There are 20 alligators in the swamp. Each year, the number of alligators increases by 25%. There are 25 crocodiles in the swamp. Each year, 10 new crocodiles join the swamp.

Part A: Write functions to represent the number of alligators and crocodiles in the swamp throughout the years. (4 points)

Part B: How many alligators are in the swamp after 4 years? How many crocodiles are in the swamp after the same number of years? (2 points)

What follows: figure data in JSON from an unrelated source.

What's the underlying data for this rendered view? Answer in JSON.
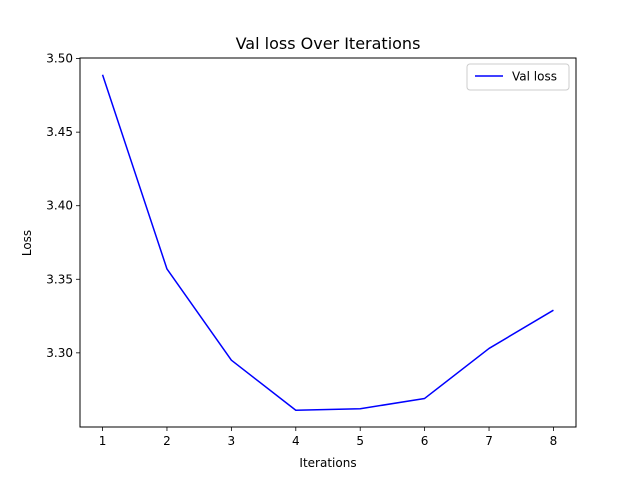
{
  "chart_data": {
    "type": "line",
    "title": "Val loss Over Iterations",
    "xlabel": "Iterations",
    "ylabel": "Loss",
    "x": [
      1,
      2,
      3,
      4,
      5,
      6,
      7,
      8
    ],
    "series": [
      {
        "name": "Val loss",
        "color": "#0000ff",
        "values": [
          3.489,
          3.357,
          3.295,
          3.261,
          3.262,
          3.269,
          3.303,
          3.329
        ]
      }
    ],
    "xlim": [
      0.65,
      8.35
    ],
    "ylim": [
      3.2496,
      3.5004
    ],
    "xticks": [
      1,
      2,
      3,
      4,
      5,
      6,
      7,
      8
    ],
    "xtick_labels": [
      "1",
      "2",
      "3",
      "4",
      "5",
      "6",
      "7",
      "8"
    ],
    "yticks": [
      3.3,
      3.35,
      3.4,
      3.45,
      3.5
    ],
    "ytick_labels": [
      "3.30",
      "3.35",
      "3.40",
      "3.45",
      "3.50"
    ],
    "grid": false,
    "legend_position": "upper right",
    "axis_color": "#000000"
  }
}
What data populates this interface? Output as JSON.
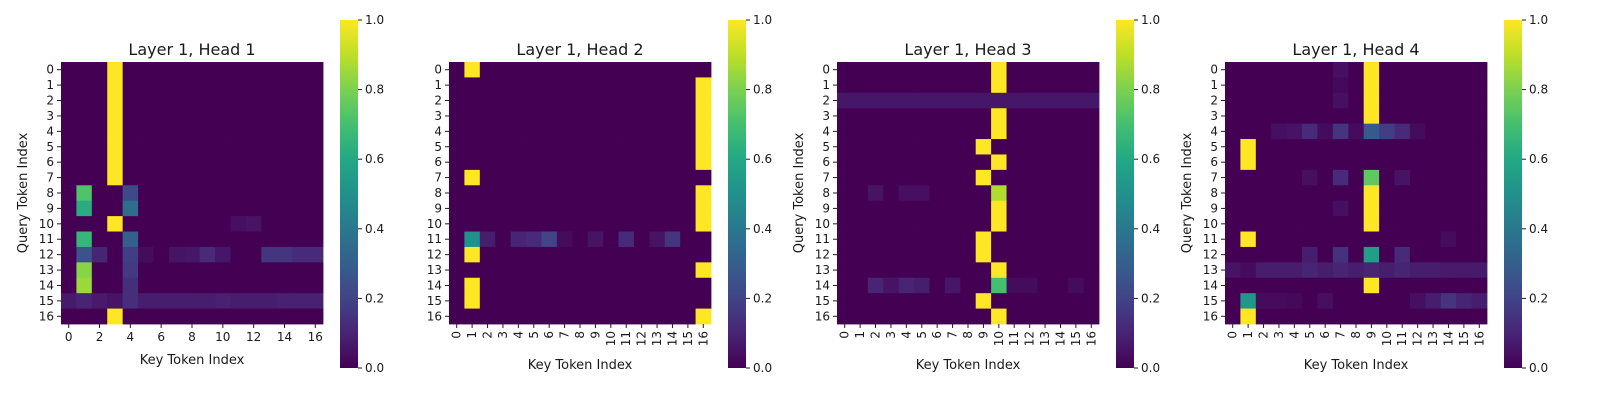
{
  "colorbar": {
    "ticks": [
      "0.0",
      "0.2",
      "0.4",
      "0.6",
      "0.8",
      "1.0"
    ]
  },
  "chart_data": [
    {
      "type": "heatmap",
      "title": "Layer 1, Head 1",
      "xlabel": "Key Token Index",
      "ylabel": "Query Token Index",
      "x_tick_labels": [
        "0",
        "2",
        "4",
        "6",
        "8",
        "10",
        "12",
        "14",
        "16"
      ],
      "x_tick_rotation": 0,
      "y_tick_labels": [
        "0",
        "1",
        "2",
        "3",
        "4",
        "5",
        "6",
        "7",
        "8",
        "9",
        "10",
        "11",
        "12",
        "13",
        "14",
        "15",
        "16"
      ],
      "vmin": 0,
      "vmax": 1,
      "colormap": "viridis",
      "matrix": [
        [
          0,
          0,
          0,
          1,
          0,
          0,
          0,
          0,
          0,
          0,
          0,
          0,
          0,
          0,
          0,
          0,
          0
        ],
        [
          0,
          0,
          0,
          1,
          0,
          0,
          0,
          0,
          0,
          0,
          0,
          0,
          0,
          0,
          0,
          0,
          0
        ],
        [
          0,
          0,
          0,
          1,
          0,
          0,
          0,
          0,
          0,
          0,
          0,
          0,
          0,
          0,
          0,
          0,
          0
        ],
        [
          0,
          0,
          0,
          1,
          0,
          0,
          0,
          0,
          0,
          0,
          0,
          0,
          0,
          0,
          0,
          0,
          0
        ],
        [
          0,
          0,
          0,
          1,
          0,
          0,
          0,
          0,
          0,
          0,
          0,
          0,
          0,
          0,
          0,
          0,
          0
        ],
        [
          0,
          0,
          0,
          1,
          0,
          0,
          0,
          0,
          0,
          0,
          0,
          0,
          0,
          0,
          0,
          0,
          0
        ],
        [
          0,
          0,
          0,
          1,
          0,
          0,
          0,
          0,
          0,
          0,
          0,
          0,
          0,
          0,
          0,
          0,
          0
        ],
        [
          0,
          0,
          0,
          1,
          0,
          0,
          0,
          0,
          0,
          0,
          0,
          0,
          0,
          0,
          0,
          0,
          0
        ],
        [
          0,
          0.72,
          0,
          0,
          0.22,
          0,
          0,
          0,
          0,
          0,
          0,
          0,
          0,
          0,
          0,
          0,
          0
        ],
        [
          0,
          0.62,
          0,
          0,
          0.35,
          0,
          0,
          0,
          0,
          0,
          0,
          0,
          0,
          0,
          0,
          0,
          0
        ],
        [
          0,
          0,
          0,
          1,
          0,
          0,
          0,
          0,
          0,
          0,
          0,
          0.04,
          0.05,
          0,
          0,
          0,
          0
        ],
        [
          0,
          0.66,
          0,
          0,
          0.3,
          0,
          0,
          0,
          0,
          0,
          0,
          0,
          0,
          0,
          0,
          0,
          0
        ],
        [
          0,
          0.25,
          0.1,
          0,
          0.18,
          0.03,
          0,
          0.05,
          0.06,
          0.12,
          0.06,
          0,
          0,
          0.15,
          0.15,
          0.12,
          0.12
        ],
        [
          0,
          0.82,
          0,
          0,
          0.17,
          0,
          0,
          0,
          0,
          0,
          0,
          0,
          0,
          0,
          0,
          0,
          0
        ],
        [
          0,
          0.85,
          0,
          0,
          0.13,
          0,
          0,
          0,
          0,
          0,
          0,
          0,
          0,
          0,
          0,
          0,
          0
        ],
        [
          0.07,
          0.1,
          0.07,
          0.05,
          0.13,
          0.08,
          0.08,
          0.08,
          0.08,
          0.08,
          0.09,
          0.08,
          0.08,
          0.08,
          0.09,
          0.09,
          0.09
        ],
        [
          0,
          0,
          0,
          1,
          0,
          0,
          0,
          0,
          0,
          0,
          0,
          0,
          0,
          0,
          0,
          0,
          0
        ]
      ]
    },
    {
      "type": "heatmap",
      "title": "Layer 1, Head 2",
      "xlabel": "Key Token Index",
      "ylabel": "",
      "x_tick_labels": [
        "0",
        "1",
        "2",
        "3",
        "4",
        "5",
        "6",
        "7",
        "8",
        "9",
        "10",
        "11",
        "12",
        "13",
        "14",
        "15",
        "16"
      ],
      "x_tick_rotation": 90,
      "y_tick_labels": [
        "0",
        "1",
        "2",
        "3",
        "4",
        "5",
        "6",
        "7",
        "8",
        "9",
        "10",
        "11",
        "12",
        "13",
        "14",
        "15",
        "16"
      ],
      "vmin": 0,
      "vmax": 1,
      "colormap": "viridis",
      "matrix": [
        [
          0,
          1,
          0,
          0,
          0,
          0,
          0,
          0,
          0,
          0,
          0,
          0,
          0,
          0,
          0,
          0,
          0
        ],
        [
          0,
          0,
          0,
          0,
          0,
          0,
          0,
          0,
          0,
          0,
          0,
          0,
          0,
          0,
          0,
          0,
          1
        ],
        [
          0,
          0,
          0,
          0,
          0,
          0,
          0,
          0,
          0,
          0,
          0,
          0,
          0,
          0,
          0,
          0,
          1
        ],
        [
          0,
          0,
          0,
          0,
          0,
          0,
          0,
          0,
          0,
          0,
          0,
          0,
          0,
          0,
          0,
          0,
          1
        ],
        [
          0,
          0,
          0,
          0,
          0,
          0,
          0,
          0,
          0,
          0,
          0,
          0,
          0,
          0,
          0,
          0,
          1
        ],
        [
          0,
          0,
          0,
          0,
          0,
          0,
          0,
          0,
          0,
          0,
          0,
          0,
          0,
          0,
          0,
          0,
          1
        ],
        [
          0,
          0,
          0,
          0,
          0,
          0,
          0,
          0,
          0,
          0,
          0,
          0,
          0,
          0,
          0,
          0,
          1
        ],
        [
          0,
          1,
          0,
          0,
          0,
          0,
          0,
          0,
          0,
          0,
          0,
          0,
          0,
          0,
          0,
          0,
          0
        ],
        [
          0,
          0,
          0,
          0,
          0,
          0,
          0,
          0,
          0,
          0,
          0,
          0,
          0,
          0,
          0,
          0,
          1
        ],
        [
          0,
          0,
          0,
          0,
          0,
          0,
          0,
          0,
          0,
          0,
          0,
          0,
          0,
          0,
          0,
          0,
          1
        ],
        [
          0,
          0,
          0,
          0,
          0,
          0,
          0,
          0,
          0,
          0,
          0,
          0,
          0,
          0,
          0,
          0,
          1
        ],
        [
          0,
          0.5,
          0.08,
          0,
          0.1,
          0.12,
          0.2,
          0.03,
          0,
          0.05,
          0,
          0.12,
          0,
          0.05,
          0.15,
          0,
          0
        ],
        [
          0,
          1,
          0,
          0,
          0,
          0,
          0,
          0,
          0,
          0,
          0,
          0,
          0,
          0,
          0,
          0,
          0
        ],
        [
          0,
          0,
          0,
          0,
          0,
          0,
          0,
          0,
          0,
          0,
          0,
          0,
          0,
          0,
          0,
          0,
          1
        ],
        [
          0,
          1,
          0,
          0,
          0,
          0,
          0,
          0,
          0,
          0,
          0,
          0,
          0,
          0,
          0,
          0,
          0
        ],
        [
          0,
          1,
          0,
          0,
          0,
          0,
          0,
          0,
          0,
          0,
          0,
          0,
          0,
          0,
          0,
          0,
          0
        ],
        [
          0,
          0,
          0,
          0,
          0,
          0,
          0,
          0,
          0,
          0,
          0,
          0,
          0,
          0,
          0,
          0,
          1
        ]
      ]
    },
    {
      "type": "heatmap",
      "title": "Layer 1, Head 3",
      "xlabel": "Key Token Index",
      "ylabel": "Query Token Index",
      "x_tick_labels": [
        "0",
        "1",
        "2",
        "3",
        "4",
        "5",
        "6",
        "7",
        "8",
        "9",
        "10",
        "11",
        "12",
        "13",
        "14",
        "15",
        "16"
      ],
      "x_tick_rotation": 90,
      "y_tick_labels": [
        "0",
        "1",
        "2",
        "3",
        "4",
        "5",
        "6",
        "7",
        "8",
        "9",
        "10",
        "11",
        "12",
        "13",
        "14",
        "15",
        "16"
      ],
      "vmin": 0,
      "vmax": 1,
      "colormap": "viridis",
      "matrix": [
        [
          0,
          0,
          0,
          0,
          0,
          0,
          0,
          0,
          0,
          0,
          1,
          0,
          0,
          0,
          0,
          0,
          0
        ],
        [
          0,
          0,
          0,
          0,
          0,
          0,
          0,
          0,
          0,
          0,
          1,
          0,
          0,
          0,
          0,
          0,
          0
        ],
        [
          0.06,
          0.06,
          0.06,
          0.06,
          0.06,
          0.06,
          0.06,
          0.06,
          0.06,
          0.06,
          0.06,
          0.06,
          0.06,
          0.06,
          0.06,
          0.06,
          0.06
        ],
        [
          0,
          0,
          0,
          0,
          0,
          0,
          0,
          0,
          0,
          0,
          1,
          0,
          0,
          0,
          0,
          0,
          0
        ],
        [
          0,
          0,
          0,
          0,
          0,
          0,
          0,
          0,
          0,
          0,
          1,
          0,
          0,
          0,
          0,
          0,
          0
        ],
        [
          0,
          0,
          0,
          0,
          0,
          0,
          0,
          0,
          0,
          1,
          0,
          0,
          0,
          0,
          0,
          0,
          0
        ],
        [
          0,
          0,
          0,
          0,
          0,
          0,
          0,
          0,
          0,
          0,
          1,
          0,
          0,
          0,
          0,
          0,
          0
        ],
        [
          0,
          0,
          0,
          0,
          0,
          0,
          0,
          0,
          0,
          1,
          0,
          0,
          0,
          0,
          0,
          0,
          0
        ],
        [
          0,
          0,
          0.05,
          0,
          0.04,
          0.04,
          0,
          0,
          0,
          0,
          0.88,
          0,
          0,
          0,
          0,
          0,
          0
        ],
        [
          0,
          0,
          0,
          0,
          0,
          0,
          0,
          0,
          0,
          0,
          1,
          0,
          0,
          0,
          0,
          0,
          0
        ],
        [
          0,
          0,
          0,
          0,
          0,
          0,
          0,
          0,
          0,
          0,
          1,
          0,
          0,
          0,
          0,
          0,
          0
        ],
        [
          0,
          0,
          0,
          0,
          0,
          0,
          0,
          0,
          0,
          1,
          0,
          0,
          0,
          0,
          0,
          0,
          0
        ],
        [
          0,
          0,
          0,
          0,
          0,
          0,
          0,
          0,
          0,
          1,
          0,
          0,
          0,
          0,
          0,
          0,
          0
        ],
        [
          0,
          0,
          0,
          0,
          0,
          0,
          0,
          0,
          0,
          0,
          1,
          0,
          0,
          0,
          0,
          0,
          0
        ],
        [
          0,
          0,
          0.1,
          0.05,
          0.1,
          0.08,
          0,
          0.06,
          0,
          0,
          0.7,
          0.03,
          0.03,
          0,
          0,
          0.03,
          0
        ],
        [
          0,
          0,
          0,
          0,
          0,
          0,
          0,
          0,
          0,
          1,
          0,
          0,
          0,
          0,
          0,
          0,
          0
        ],
        [
          0,
          0,
          0,
          0,
          0,
          0,
          0,
          0,
          0,
          0,
          1,
          0,
          0,
          0,
          0,
          0,
          0
        ]
      ]
    },
    {
      "type": "heatmap",
      "title": "Layer 1, Head 4",
      "xlabel": "Key Token Index",
      "ylabel": "Query Token Index",
      "x_tick_labels": [
        "0",
        "1",
        "2",
        "3",
        "4",
        "5",
        "6",
        "7",
        "8",
        "9",
        "10",
        "11",
        "12",
        "13",
        "14",
        "15",
        "16"
      ],
      "x_tick_rotation": 90,
      "y_tick_labels": [
        "0",
        "1",
        "2",
        "3",
        "4",
        "5",
        "6",
        "7",
        "8",
        "9",
        "10",
        "11",
        "12",
        "13",
        "14",
        "15",
        "16"
      ],
      "vmin": 0,
      "vmax": 1,
      "colormap": "viridis",
      "matrix": [
        [
          0,
          0,
          0,
          0,
          0,
          0,
          0,
          0.04,
          0,
          1,
          0,
          0,
          0,
          0,
          0,
          0,
          0
        ],
        [
          0,
          0,
          0,
          0,
          0,
          0,
          0,
          0.02,
          0,
          1,
          0,
          0,
          0,
          0,
          0,
          0,
          0
        ],
        [
          0,
          0,
          0,
          0,
          0,
          0,
          0,
          0.04,
          0,
          1,
          0,
          0,
          0,
          0,
          0,
          0,
          0
        ],
        [
          0,
          0,
          0,
          0,
          0,
          0,
          0,
          0,
          0,
          1,
          0,
          0,
          0,
          0,
          0,
          0,
          0
        ],
        [
          0,
          0,
          0,
          0.04,
          0.05,
          0.12,
          0.03,
          0.15,
          0.03,
          0.28,
          0.18,
          0.12,
          0.03,
          0,
          0,
          0,
          0
        ],
        [
          0,
          1,
          0,
          0,
          0,
          0,
          0,
          0,
          0,
          0,
          0,
          0,
          0,
          0,
          0,
          0,
          0
        ],
        [
          0,
          1,
          0,
          0,
          0,
          0,
          0,
          0,
          0,
          0,
          0,
          0,
          0,
          0,
          0,
          0,
          0
        ],
        [
          0,
          0,
          0,
          0,
          0,
          0.04,
          0,
          0.12,
          0,
          0.75,
          0,
          0.05,
          0,
          0,
          0,
          0,
          0
        ],
        [
          0,
          0,
          0,
          0,
          0,
          0,
          0,
          0,
          0,
          1,
          0,
          0,
          0,
          0,
          0,
          0,
          0
        ],
        [
          0,
          0,
          0,
          0,
          0,
          0,
          0,
          0.04,
          0,
          1,
          0,
          0,
          0,
          0,
          0,
          0,
          0
        ],
        [
          0,
          0,
          0,
          0,
          0,
          0,
          0,
          0,
          0,
          1,
          0,
          0,
          0,
          0,
          0,
          0,
          0
        ],
        [
          0,
          1,
          0,
          0,
          0,
          0,
          0,
          0,
          0,
          0,
          0,
          0,
          0,
          0,
          0.03,
          0,
          0
        ],
        [
          0,
          0,
          0,
          0,
          0,
          0.08,
          0,
          0.14,
          0,
          0.55,
          0,
          0.12,
          0,
          0,
          0,
          0,
          0
        ],
        [
          0.05,
          0.03,
          0.08,
          0.08,
          0.08,
          0.1,
          0.08,
          0.1,
          0.08,
          0.1,
          0.08,
          0.1,
          0.08,
          0.08,
          0.07,
          0.07,
          0.07
        ],
        [
          0,
          0,
          0,
          0,
          0,
          0,
          0,
          0,
          0,
          1,
          0,
          0,
          0,
          0,
          0,
          0,
          0
        ],
        [
          0,
          0.52,
          0.03,
          0.03,
          0.02,
          0,
          0.04,
          0,
          0,
          0,
          0,
          0,
          0.04,
          0.08,
          0.15,
          0.1,
          0.08
        ],
        [
          0,
          1,
          0,
          0,
          0,
          0,
          0,
          0,
          0,
          0,
          0,
          0,
          0,
          0,
          0,
          0,
          0
        ]
      ]
    }
  ]
}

Part C: After approximately how many years is the number of alligators and crocodiles the same? Justify your answer mathematically. (4 points)

Answer 1

Part A

Each year the number of alligators is 1.25 times the number the year before. Repeated multiplication by this value can be represented using an exponent. The equation for the number of alligators (a) as a function of the number of years (t) can be written as

... a(t) = 20·1.25^t

Each year, the number of crocodiles increases by 10. Repeated addition can be represented using multiplication. The equation for the number of crocodiles (c) as a function of the number of years (t) can be written as

... c(t) = 25 +10t

Part B

... a(4) = 20·1.25⁴ ≈ 48.83 ≈ 49

... c(4) = 25 +10·4 = 65

After 4 years, there are 49 alligators and 65 crocodiles.

Part C

You want t that solves a(t) = c(t). Such an equation cannot be solved algebraically, but it can be solved by any of a variety of other methods. My personal preference is for a graphical solution.

After approximately 7 years, the number of animals of each type will be the same, 95.

a(7) = 95.4

c(7) = 95

These numbers both round to 95.